BOTH2Hands: Inferring 3D Hands from Both Text Prompts and Body Dynamics

December 13, 2023 · Declared Dead · 🏛 Computer Vision and Pattern Recognition

"No code URL or promise found in abstract"

Evidence collected by the PWNC Scanner

Authors Wenqian Zhang, Molin Huang, Yuxuan Zhou, Juze Zhang, Jingyi Yu, Jingya Wang, Lan Xu arXiv ID 2312.07937 Category cs.CV: Computer Vision Citations 8 Venue Computer Vision and Pattern Recognition Last Checked 4 months ago

Abstract

The recently emerging text-to-motion advances have spired numerous attempts for convenient and interactive human motion generation. Yet, existing methods are largely limited to generating body motions only without considering the rich two-hand motions, let alone handling various conditions like body dynamics or texts. To break the data bottleneck, we propose BOTH57M, a novel multi-modal dataset for two-hand motion generation.

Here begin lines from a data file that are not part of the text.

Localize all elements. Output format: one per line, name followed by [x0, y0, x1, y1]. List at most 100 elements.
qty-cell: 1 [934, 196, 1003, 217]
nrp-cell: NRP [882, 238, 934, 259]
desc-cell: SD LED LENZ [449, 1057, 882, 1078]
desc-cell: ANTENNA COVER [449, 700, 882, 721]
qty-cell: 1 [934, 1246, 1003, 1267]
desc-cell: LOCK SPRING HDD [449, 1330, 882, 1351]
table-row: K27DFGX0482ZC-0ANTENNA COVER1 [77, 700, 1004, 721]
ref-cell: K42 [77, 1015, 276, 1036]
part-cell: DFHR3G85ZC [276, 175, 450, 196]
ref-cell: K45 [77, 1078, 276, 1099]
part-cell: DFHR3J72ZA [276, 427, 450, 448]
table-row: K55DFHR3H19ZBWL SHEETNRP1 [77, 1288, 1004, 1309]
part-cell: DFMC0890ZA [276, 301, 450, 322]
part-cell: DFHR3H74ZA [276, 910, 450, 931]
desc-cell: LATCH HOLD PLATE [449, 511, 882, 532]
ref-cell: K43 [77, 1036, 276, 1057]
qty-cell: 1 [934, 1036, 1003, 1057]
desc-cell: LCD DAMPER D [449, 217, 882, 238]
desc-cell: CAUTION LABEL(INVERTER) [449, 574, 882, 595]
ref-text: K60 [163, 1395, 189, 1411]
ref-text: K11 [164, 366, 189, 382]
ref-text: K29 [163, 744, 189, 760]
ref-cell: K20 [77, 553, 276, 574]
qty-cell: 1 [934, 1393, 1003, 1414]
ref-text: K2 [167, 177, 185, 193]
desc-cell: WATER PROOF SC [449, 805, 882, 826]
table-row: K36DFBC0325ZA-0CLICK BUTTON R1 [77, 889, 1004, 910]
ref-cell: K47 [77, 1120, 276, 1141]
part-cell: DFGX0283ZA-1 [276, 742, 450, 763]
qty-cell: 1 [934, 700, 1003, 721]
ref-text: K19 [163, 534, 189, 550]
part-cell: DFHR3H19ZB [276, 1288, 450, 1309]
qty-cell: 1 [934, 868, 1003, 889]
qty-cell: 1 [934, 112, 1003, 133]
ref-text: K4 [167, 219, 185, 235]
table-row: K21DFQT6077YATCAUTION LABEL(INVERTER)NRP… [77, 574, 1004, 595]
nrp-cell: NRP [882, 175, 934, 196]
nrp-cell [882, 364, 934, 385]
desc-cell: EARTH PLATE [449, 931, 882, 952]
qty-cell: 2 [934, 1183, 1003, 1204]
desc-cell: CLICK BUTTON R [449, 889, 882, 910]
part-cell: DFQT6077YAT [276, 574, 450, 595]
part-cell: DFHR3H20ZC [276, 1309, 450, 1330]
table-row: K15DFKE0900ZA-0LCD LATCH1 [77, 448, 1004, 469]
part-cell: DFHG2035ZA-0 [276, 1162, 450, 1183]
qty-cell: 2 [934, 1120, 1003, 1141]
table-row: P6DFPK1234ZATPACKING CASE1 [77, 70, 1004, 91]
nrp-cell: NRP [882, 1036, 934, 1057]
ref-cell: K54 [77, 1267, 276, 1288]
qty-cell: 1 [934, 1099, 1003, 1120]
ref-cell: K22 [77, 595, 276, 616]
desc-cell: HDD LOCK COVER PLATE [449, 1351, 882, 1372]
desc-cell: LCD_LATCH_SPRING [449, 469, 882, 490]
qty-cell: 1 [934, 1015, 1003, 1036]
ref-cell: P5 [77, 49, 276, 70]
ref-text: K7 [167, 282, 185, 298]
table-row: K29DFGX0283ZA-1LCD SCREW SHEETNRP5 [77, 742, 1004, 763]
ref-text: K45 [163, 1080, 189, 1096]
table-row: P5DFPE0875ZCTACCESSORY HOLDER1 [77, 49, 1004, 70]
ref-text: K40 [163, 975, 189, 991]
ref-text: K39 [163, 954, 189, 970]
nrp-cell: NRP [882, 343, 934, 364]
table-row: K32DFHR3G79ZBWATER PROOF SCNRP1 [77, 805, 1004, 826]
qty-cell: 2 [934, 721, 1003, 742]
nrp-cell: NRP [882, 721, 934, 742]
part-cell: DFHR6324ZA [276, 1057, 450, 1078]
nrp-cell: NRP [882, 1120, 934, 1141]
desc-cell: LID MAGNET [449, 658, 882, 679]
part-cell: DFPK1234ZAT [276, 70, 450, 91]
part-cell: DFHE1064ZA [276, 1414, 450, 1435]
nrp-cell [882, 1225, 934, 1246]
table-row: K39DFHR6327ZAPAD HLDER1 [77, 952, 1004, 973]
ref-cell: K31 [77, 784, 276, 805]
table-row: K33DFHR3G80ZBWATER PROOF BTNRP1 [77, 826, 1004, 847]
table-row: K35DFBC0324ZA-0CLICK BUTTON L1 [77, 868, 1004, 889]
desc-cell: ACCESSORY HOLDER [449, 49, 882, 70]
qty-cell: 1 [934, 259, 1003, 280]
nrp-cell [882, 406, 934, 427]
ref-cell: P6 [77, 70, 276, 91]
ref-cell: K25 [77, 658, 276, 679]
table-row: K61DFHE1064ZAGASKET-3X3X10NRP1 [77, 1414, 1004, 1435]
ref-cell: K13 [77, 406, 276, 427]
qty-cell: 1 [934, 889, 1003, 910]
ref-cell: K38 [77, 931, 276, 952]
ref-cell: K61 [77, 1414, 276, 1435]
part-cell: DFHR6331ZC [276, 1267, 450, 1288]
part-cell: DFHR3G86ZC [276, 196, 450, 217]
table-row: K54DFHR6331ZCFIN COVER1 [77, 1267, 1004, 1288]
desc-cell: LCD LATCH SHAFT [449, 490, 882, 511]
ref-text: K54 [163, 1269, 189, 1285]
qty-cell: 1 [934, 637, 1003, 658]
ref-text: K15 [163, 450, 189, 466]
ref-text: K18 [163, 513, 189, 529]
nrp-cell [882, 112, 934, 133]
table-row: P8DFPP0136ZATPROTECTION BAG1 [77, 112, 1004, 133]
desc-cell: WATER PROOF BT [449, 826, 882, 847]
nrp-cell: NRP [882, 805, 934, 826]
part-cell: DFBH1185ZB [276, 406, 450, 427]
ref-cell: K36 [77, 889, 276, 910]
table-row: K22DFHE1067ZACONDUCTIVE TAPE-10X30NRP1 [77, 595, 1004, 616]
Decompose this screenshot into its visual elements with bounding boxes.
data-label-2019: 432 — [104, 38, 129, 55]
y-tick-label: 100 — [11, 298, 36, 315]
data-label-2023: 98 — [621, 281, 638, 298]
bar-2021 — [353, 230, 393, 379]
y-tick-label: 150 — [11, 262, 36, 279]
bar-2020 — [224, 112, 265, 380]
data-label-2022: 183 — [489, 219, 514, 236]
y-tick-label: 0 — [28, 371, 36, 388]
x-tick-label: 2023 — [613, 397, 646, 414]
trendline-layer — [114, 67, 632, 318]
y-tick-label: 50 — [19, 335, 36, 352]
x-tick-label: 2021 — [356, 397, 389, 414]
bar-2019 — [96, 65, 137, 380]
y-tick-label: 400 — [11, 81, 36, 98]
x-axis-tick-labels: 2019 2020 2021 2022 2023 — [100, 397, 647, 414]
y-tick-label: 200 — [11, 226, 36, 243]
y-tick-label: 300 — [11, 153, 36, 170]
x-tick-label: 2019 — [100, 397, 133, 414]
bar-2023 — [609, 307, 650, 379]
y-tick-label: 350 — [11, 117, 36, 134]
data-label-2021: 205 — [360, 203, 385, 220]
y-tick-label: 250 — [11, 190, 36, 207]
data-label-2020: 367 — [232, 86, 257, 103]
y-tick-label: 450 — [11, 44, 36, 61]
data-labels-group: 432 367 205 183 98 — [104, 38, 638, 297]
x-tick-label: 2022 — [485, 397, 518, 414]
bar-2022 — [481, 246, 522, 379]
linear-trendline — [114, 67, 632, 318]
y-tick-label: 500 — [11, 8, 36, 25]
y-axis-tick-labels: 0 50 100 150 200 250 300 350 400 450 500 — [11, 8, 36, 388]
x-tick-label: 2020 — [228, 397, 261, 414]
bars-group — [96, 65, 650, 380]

Our dataset includes accurate motion tracking for the human body and hands and provides pair-wised finger-level hand annotations and body descriptions. We further provide a strong baseline method, BOTH2Hands, for the novel task: generating vivid two-hand motions from both implicit body dynamics and explicit text prompts. We first warm up two parallel body-to-hand and text-to-hand diffusion models and then utilize the cross-attention transformer for motion blending. Extensive experiments and cross-validations demonstrate the effectiveness of our approach and dataset for generating convincing two-hand motions from the hybrid body-and-textual conditions. Our dataset and code will be disseminated to the community for future research.